A separatist group in the Naseerabad district of Baluchistan province in the country’s southwest caused the blackout by blowing up a major transmission line connected to the national grid.

It was the third such attack in two weeks.

“It shows the bad guys definitely do know what they’re doing when they want to – in a country with upwards of 100 nuclear weapons,” said Clare Lopez, vice president for research and analysis at the Washington-based Center for Security Policy.

In the latest attack on a major transmission line in Pakistan, two nuclear plants went offline after the outages while problems occurred at the country’s main international airport in Lahore.

Michael Maloof’s “A Nation Forsaken: EMP: The Escalating Threat of an American Catastrophe” exposes the startling threat that could destroy the nation’s critical infrastructure in a moment, sending the U.S. back to the 19th century technologically.

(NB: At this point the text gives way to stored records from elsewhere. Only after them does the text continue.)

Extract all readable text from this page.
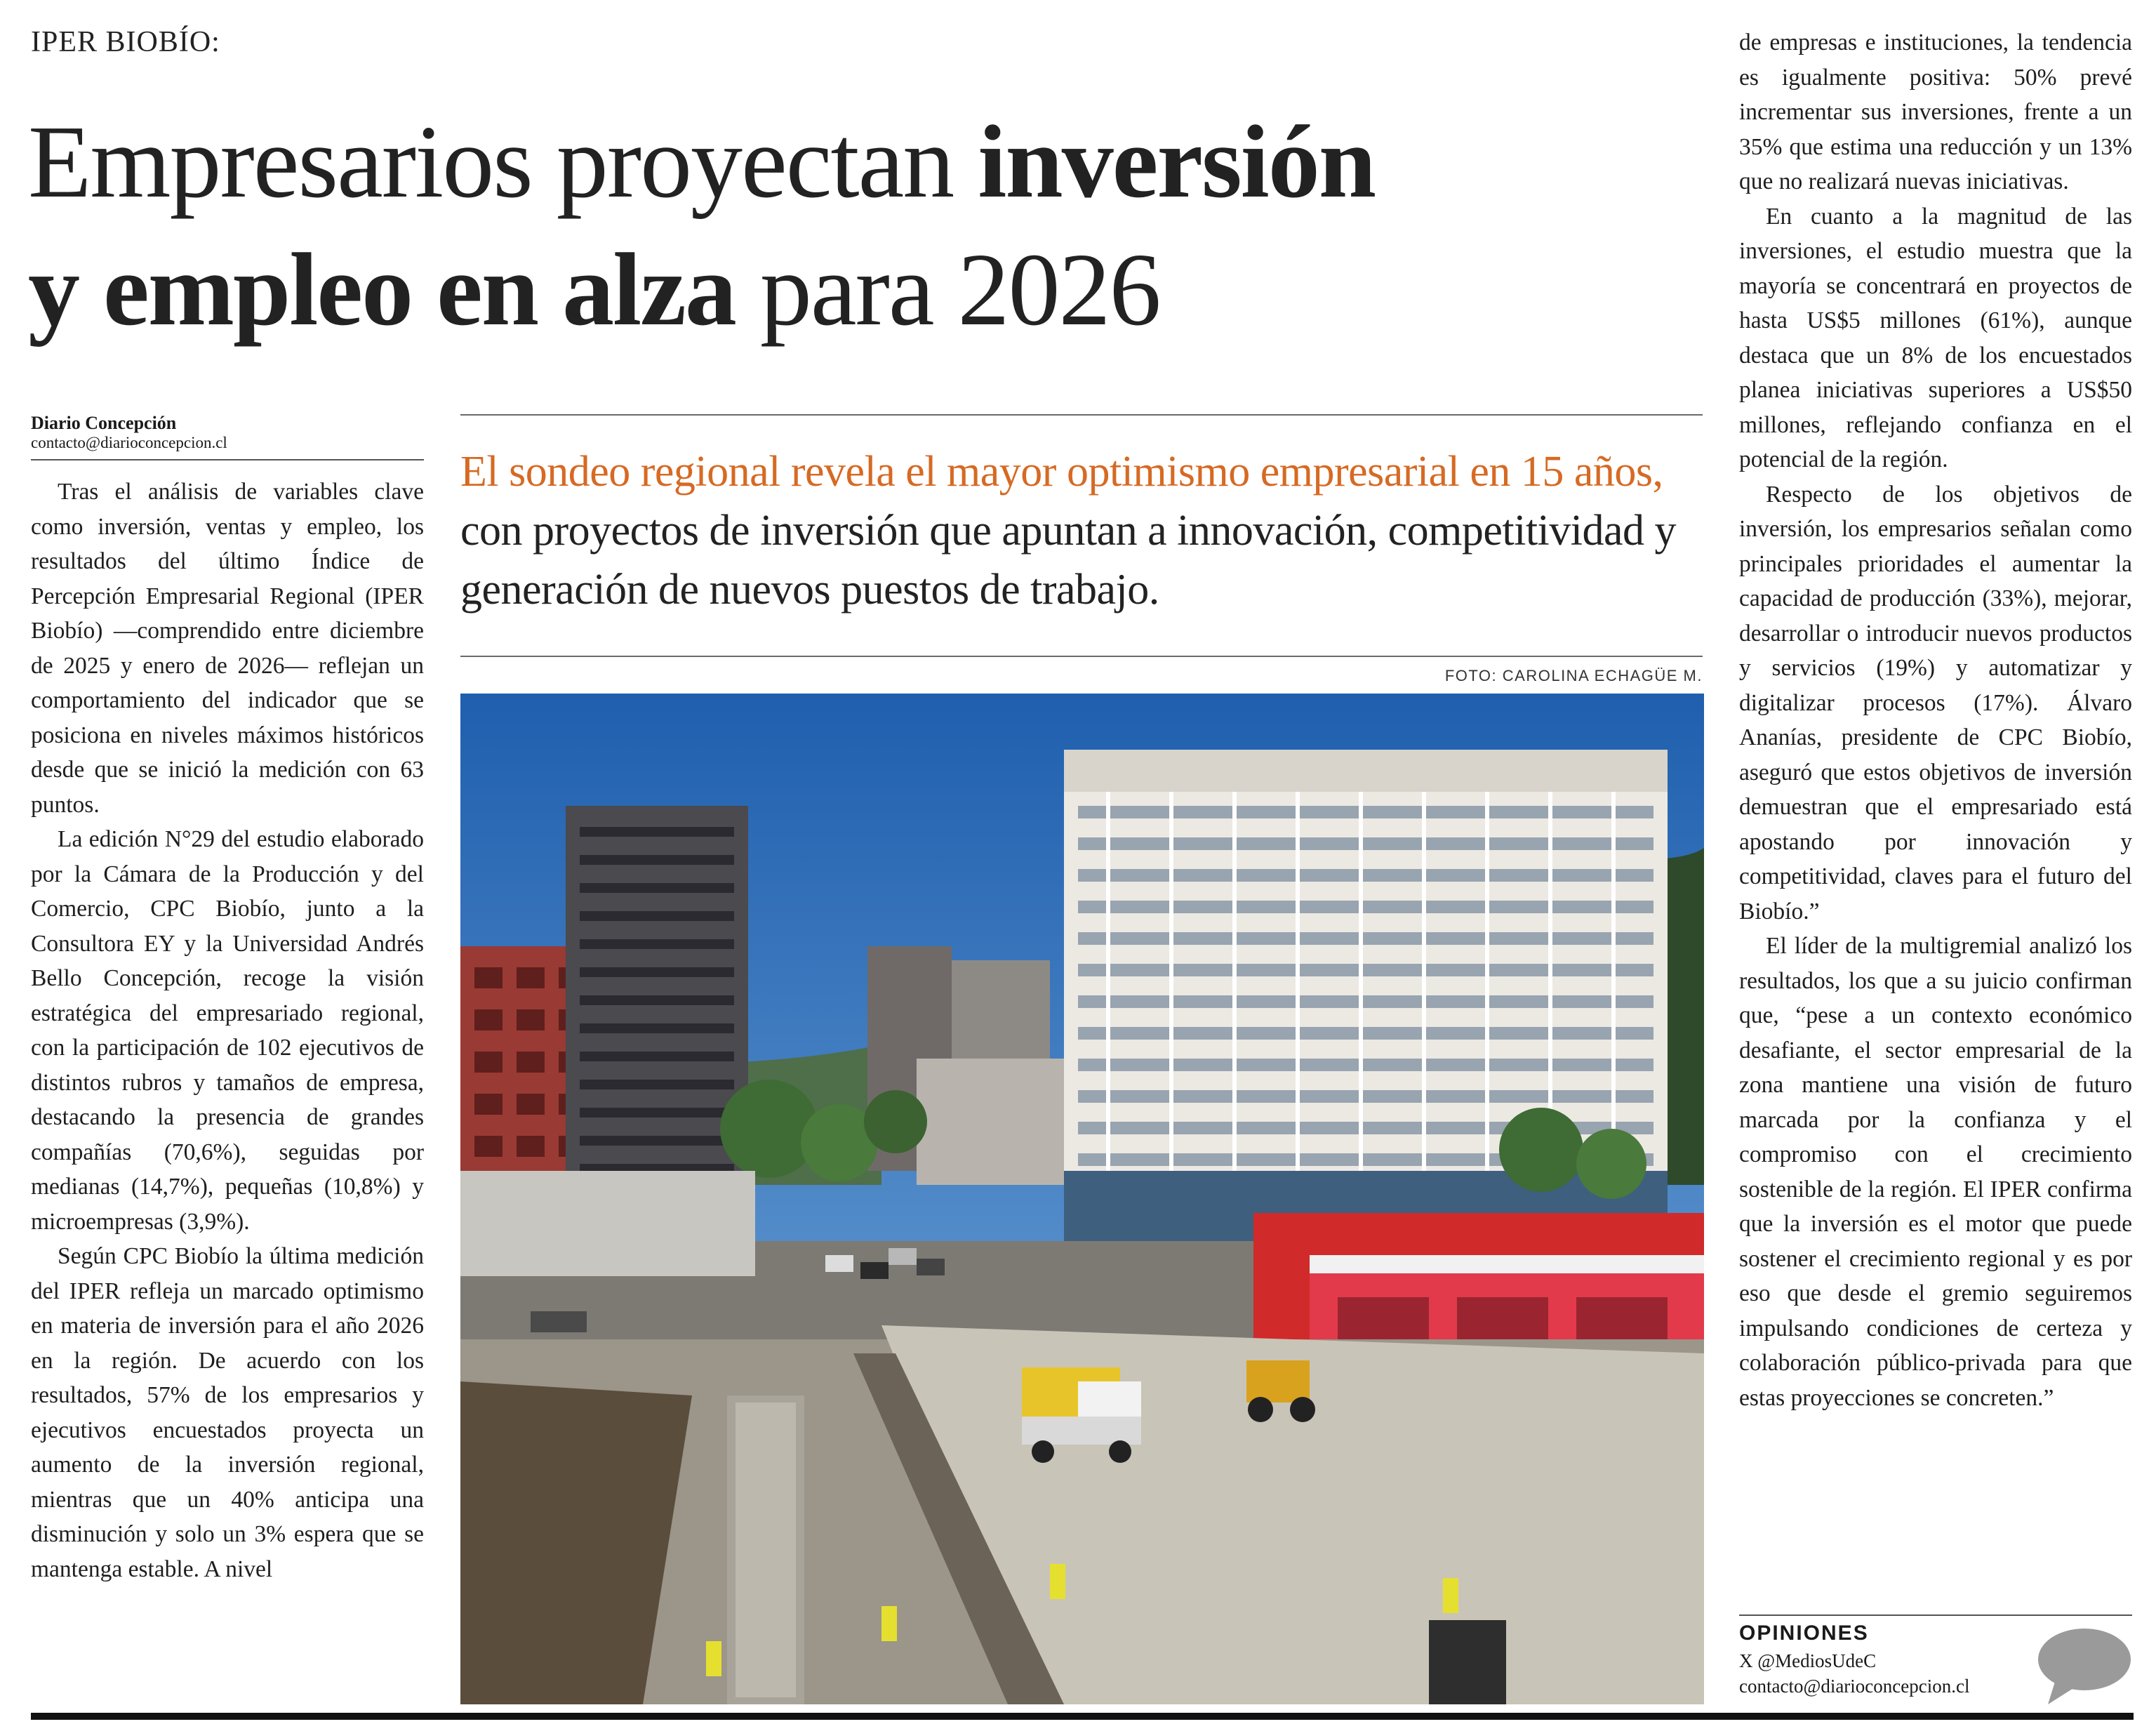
IPER BIOBÍO:
Empresarios proyectan inversión
y empleo en alza para 2026
Diario Concepción
contacto@diarioconcepcion.cl

Tras el análisis de variables clave como inversión, ventas y empleo, los resultados del último Índice de Percepción Empresarial Regional (IPER Biobío) —comprendido entre diciembre de 2025 y enero de 2026— reflejan un comportamiento del indicador que se posiciona en niveles máximos históricos desde que se inició la medición con 63 puntos.

La edición N°29 del estudio elaborado por la Cámara de la Producción y del Comercio, CPC Biobío, junto a la Consultora EY y la Universidad Andrés Bello Concepción, recoge la visión estratégica del empresariado regional, con la participación de 102 ejecutivos de distintos rubros y tamaños de empresa, destacando la presencia de grandes compañías (70,6%), seguidas por medianas (14,7%), pequeñas (10,8%) y microempresas (3,9%).

Según CPC Biobío la última medición del IPER refleja un marcado optimismo en materia de inversión para el año 2026 en la región. De acuerdo con los resultados, 57% de los empresarios y ejecutivos encuestados proyecta un aumento de la inversión regional, mientras que un 40% anticipa una disminución y solo un 3% espera que se mantenga estable. A nivel

El sondeo regional revela el mayor optimismo empresarial en 15 años, con proyectos de inversión que apuntan a innovación, competitividad y generación de nuevos puestos de trabajo.
FOTO: CAROLINA ECHAGÜE M.

de empresas e instituciones, la tendencia es igualmente positiva: 50% prevé incrementar sus inversiones, frente a un 35% que estima una reducción y un 13% que no realizará nuevas iniciativas.

En cuanto a la magnitud de las inversiones, el estudio muestra que la mayoría se concentrará en proyectos de hasta US$5 millones (61%), aunque destaca que un 8% de los encuestados planea iniciativas superiores a US$50 millones, reflejando confianza en el potencial de la región.

Respecto de los objetivos de inversión, los empresarios señalan como principales prioridades el aumentar la capacidad de producción (33%), mejorar, desarrollar o introducir nuevos productos y servicios (19%) y automatizar y digitalizar procesos (17%). Álvaro Ananías, presidente de CPC Biobío, aseguró que estos objetivos de inversión demuestran que el empresariado está apostando por innovación y competitividad, claves para el futuro del Biobío.”

El líder de la multigremial analizó los resultados, los que a su juicio confirman que, “pese a un contexto económico desafiante, el sector empresarial de la zona mantiene una visión de futuro marcada por la confianza y el compromiso con el crecimiento sostenible de la región. El IPER confirma que la inversión es el motor que puede sostener el crecimiento regional y es por eso que desde el gremio seguiremos impulsando condiciones de certeza y colaboración público-privada para que estas proyecciones se concreten.”

OPINIONES
X @MediosUdeC
contacto@diarioconcepcion.cl
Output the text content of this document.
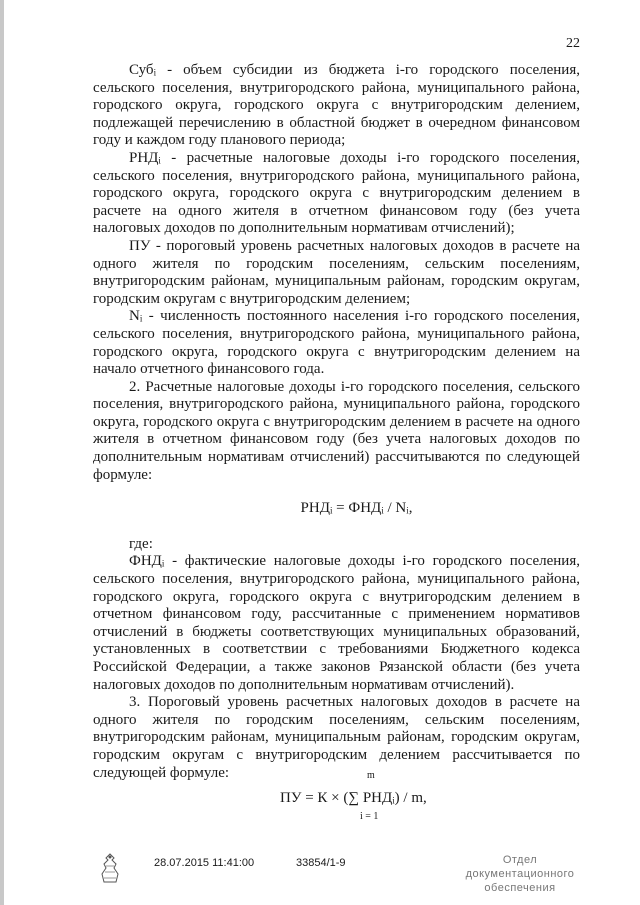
22

Субᵢ - объем субсидии из бюджета i-го городского поселения, сельского поселения, внутригородского района, муниципального района, городского округа, городского округа с внутригородским делением, подлежащей перечислению в областной бюджет в очередном финансовом году и каждом году планового периода;

РНДᵢ - расчетные налоговые доходы i-го городского поселения, сельского поселения, внутригородского района, муниципального района, городского округа, городского округа с внутригородским делением в расчете на одного жителя в отчетном финансовом году (без учета налоговых доходов по дополнительным нормативам отчислений);

ПУ - пороговый уровень расчетных налоговых доходов в расчете на одного жителя по городским поселениям, сельским поселениям, внутригородским районам, муниципальным районам, городским округам, городским округам с внутригородским делением;

Nᵢ - численность постоянного населения i-го городского поселения, сельского поселения, внутригородского района, муниципального района, городского округа, городского округа с внутригородским делением на начало отчетного финансового года.

2. Расчетные налоговые доходы i-го городского поселения, сельского поселения, внутригородского района, муниципального района, городского округа, городского округа с внутригородским делением в расчете на одного жителя в отчетном финансовом году (без учета налоговых доходов по дополнительным нормативам отчислений) рассчитываются по следующей формуле:

РНДᵢ = ФНДᵢ / Nᵢ,

где:

ФНДᵢ - фактические налоговые доходы i-го городского поселения, сельского поселения, внутригородского района, муниципального района, городского округа, городского округа с внутригородским делением в отчетном финансовом году, рассчитанные с применением нормативов отчислений в бюджеты соответствующих муниципальных образований, установленных в соответствии с требованиями Бюджетного кодекса Российской Федерации, а также законов Рязанской области (без учета налоговых доходов по дополнительным нормативам отчислений).

3. Пороговый уровень расчетных налоговых доходов в расчете на одного жителя по городским поселениям, сельским поселениям, внутригородским районам, муниципальным районам, городским округам, городским округам с внутригородским делением рассчитывается по следующей формуле:	m
ПУ = К × (∑ РНДᵢ) / m,
i = 1
28.07.2015 11:41:00	33854/1-9	Отдел документационного
обеспечения
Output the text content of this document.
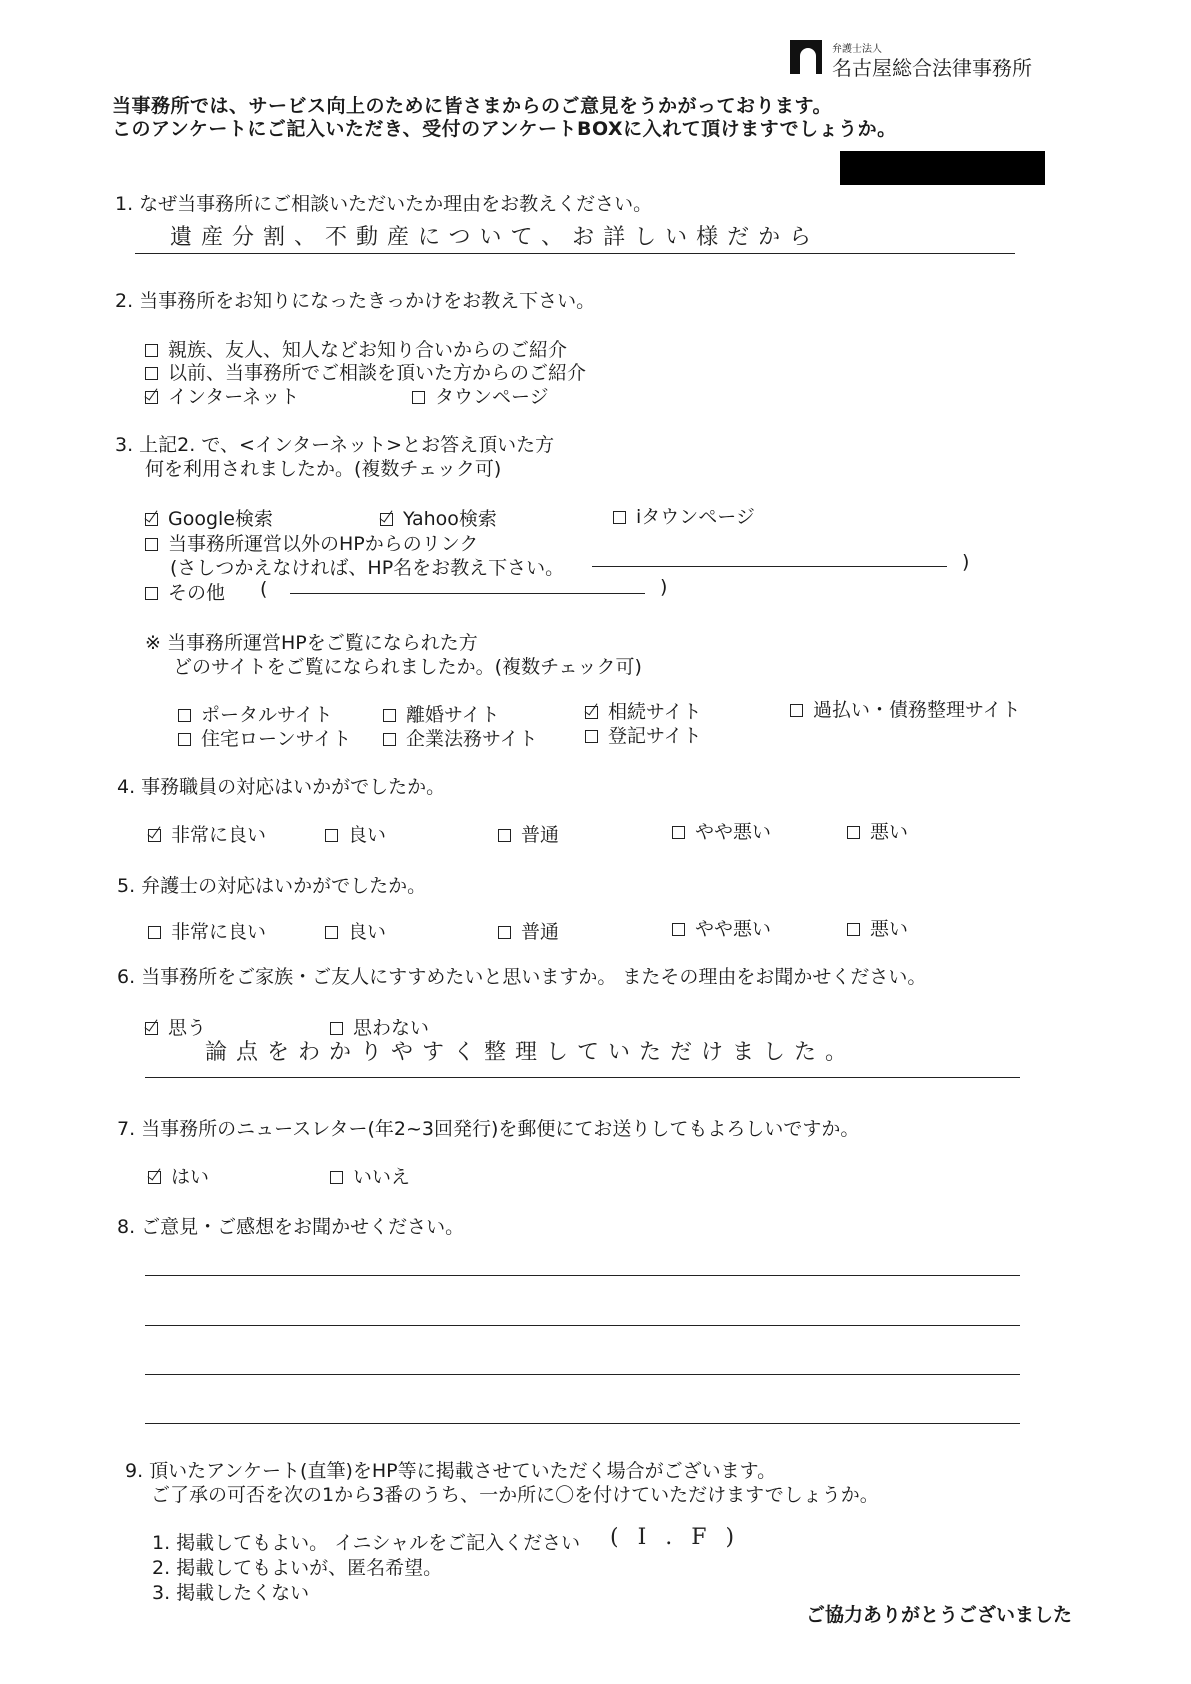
弁護士法人
名古屋総合法律事務所
当事務所では、サービス向上のために皆さまからのご意見をうかがっております。
このアンケートにご記入いただき、受付のアンケートBOXに入れて頂けますでしょうか。
1. なぜ当事務所にご相談いただいたか理由をお教えください。
遺産分割、不動産について、お詳しい様だから
2. 当事務所をお知りになったきっかけをお教え下さい。
親族、友人、知人などお知り合いからのご紹介
以前、当事務所でご相談を頂いた方からのご紹介
インターネット	タウンページ
3. 上記2. で、<インターネット>とお答え頂いた方
何を利用されましたか。(複数チェック可)
Google検索	Yahoo検索	iタウンページ
当事務所運営以外のHPからのリンク
(さしつかえなければ、HP名をお教え下さい。	)
その他 (	)
※ 当事務所運営HPをご覧になられた方
どのサイトをご覧になられましたか。(複数チェック可)
ポータルサイト	離婚サイト	相続サイト	過払い・債務整理サイト
住宅ローンサイト	企業法務サイト	登記サイト
4. 事務職員の対応はいかがでしたか。
非常に良い	良い	普通	やや悪い	悪い
5. 弁護士の対応はいかがでしたか。
非常に良い	良い	普通	やや悪い	悪い
6. 当事務所をご家族・ご友人にすすめたいと思いますか。 またその理由をお聞かせください。
思う	思わない
論点をわかりやすく整理していただけました。
7. 当事務所のニュースレター(年2~3回発行)を郵便にてお送りしてもよろしいですか。
はい	いいえ
8. ご意見・ご感想をお聞かせください。
9. 頂いたアンケート(直筆)をHP等に掲載させていただく場合がございます。
ご了承の可否を次の1から3番のうち、一か所に〇を付けていただけますでしょうか。
1. 掲載してもよい。 イニシャルをご記入ください ( I . F )
2. 掲載してもよいが、匿名希望。
3. 掲載したくない
ご協力ありがとうございました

“(At) the prime minister’s directive, we are not to sleep until this problem is resolved,” said Pakistan’s Ministry of Water and Power in a Twitter message.

Explosions at two of the transmission sites in Naseerabad created a backward surge also affecting the system, making repairs difficult.

The massive blackout from the terrorist attack came just after Pakistan went through a gasoline shortage which caused Indian Prime Minister Nawaz Sharif to cancel his trip to the World Economic Forum in Davos. Plunging oil prices are creating a condition in which the national utility companies cannot make a profit to pay for maintenance and upgrades.

According to one expert, the attackers apparently found what is termed a “systempunkt,” an essential, focal point in the network.

“An attack on a systempunkt can generate cascades of failure that take down the entire network,” the source said. “It’s possible, although unlikely, the attackers knew this was the network’s systempunkt when they destroyed it.”